Her first documentary film 25 Darsad ("25 Percent") deals
with six female members of parliament and their difficulties and
efforts in everyday life.
Sandra Schäfer (Berlin)
The filmmaker and curator of film programmes lives and works in
Berlin. She studied art, politics and sociology in Kassel, London
and Karlsruhe. She has made repeated visits to Kabul and Tehran
since 2007 to work together with Elfe Brandenburger on the documentary
film Passing the Rainbow and do research for the film festival Kabul/Teheran:
1979ff. She curated film series on Afghanistan and Tehran in Belfast,
Lüneburg, Karlsruhe, and Berlin, and is co-editor of the book
Kabul/ Teheran 1979ff: Filmlandschaften, Städte unter Stress
und Migration, published in 2006 by b_books, Berlin. Videos, films
and video installations (choice): The Making of a Demonstration
(2004), A Country's new Dawn (2001) and The invisible Services (2000).
Kamran Shirdel (Tehran)
The documentary filmmaker studied architecture and film in Rome.
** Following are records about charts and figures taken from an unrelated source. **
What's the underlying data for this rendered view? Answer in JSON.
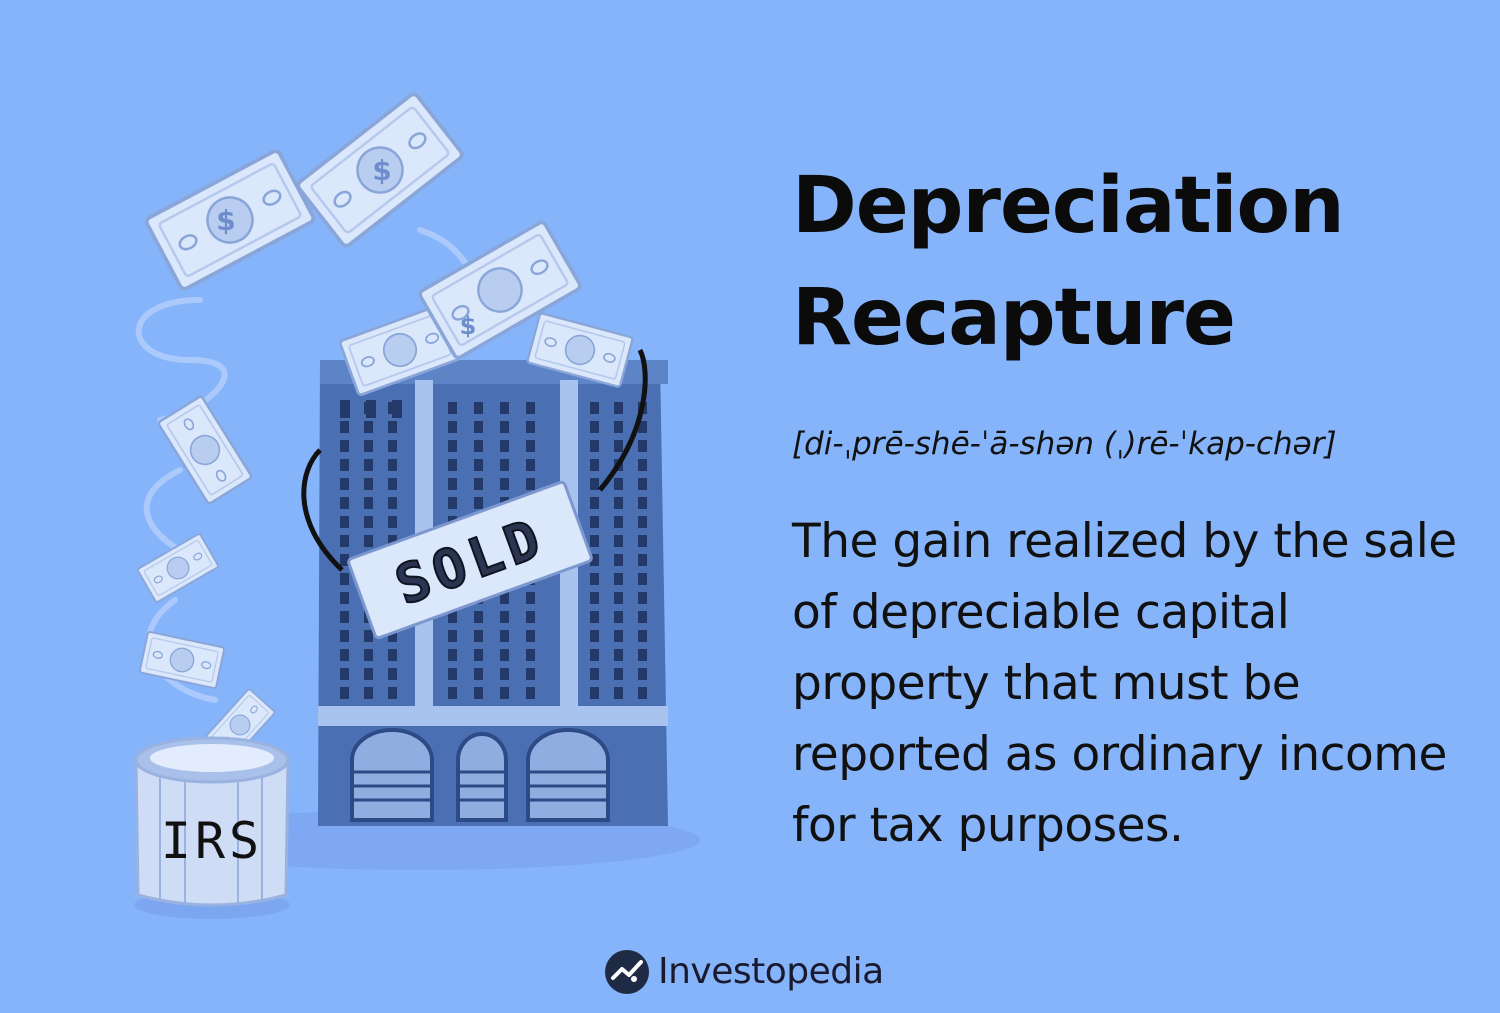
{
  "title": {
    "line1": "Depreciation",
    "line2": "Recapture"
  },
  "pronunciation": "[di-ˌprē-shē-ˈā-shən (ˌ)rē-ˈkap-chər]",
  "definition": "The gain realized by the sale of depreciable capital property that must be reported as ordinary income for tax purposes.",
  "illustration": {
    "sign_text": "SOLD",
    "bucket_text": "IRS",
    "bill_symbol": "$"
  },
  "brand": {
    "name": "Investopedia",
    "logo_icon": "investopedia-logo-icon"
  },
  "colors": {
    "background": "#86b4fb",
    "building": "#4a6fb3",
    "bill": "#dbe7fb"
  }
}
His work was strongly influenced by the Italian neorealists. After
returning to Iran in 1965, he founded the first film club allowed
by the state together with other filmmakers. That same year he shot
his first documentary film. It was followed by a social-critical
trilogy, which he was only able to complete in the 1980s. In 2000
he founded the Kish Documentary Film Festival, which since 2006
has a new director due to political disputes on the island of Kish.
He is currently preparing his new film Solitude Opus No2.
Nazifa Zakizada (Kabul)
The filmmaker was born in Afghanistan in 1984. She left her country
due to the civil wars and lived in Tehran for 20 years. After taking
her school-leaving exam, she returned to Afghanistan in 2003 and
worked together with her brother Sayed Mussa Zakizada as a set-assistance
for the Royan Artistic Center.
Her film Edame Rah ("Continuing the way") was made in
2006 during a documentary film workshop organised by the French
film initiative Atelier Varan in Kabul.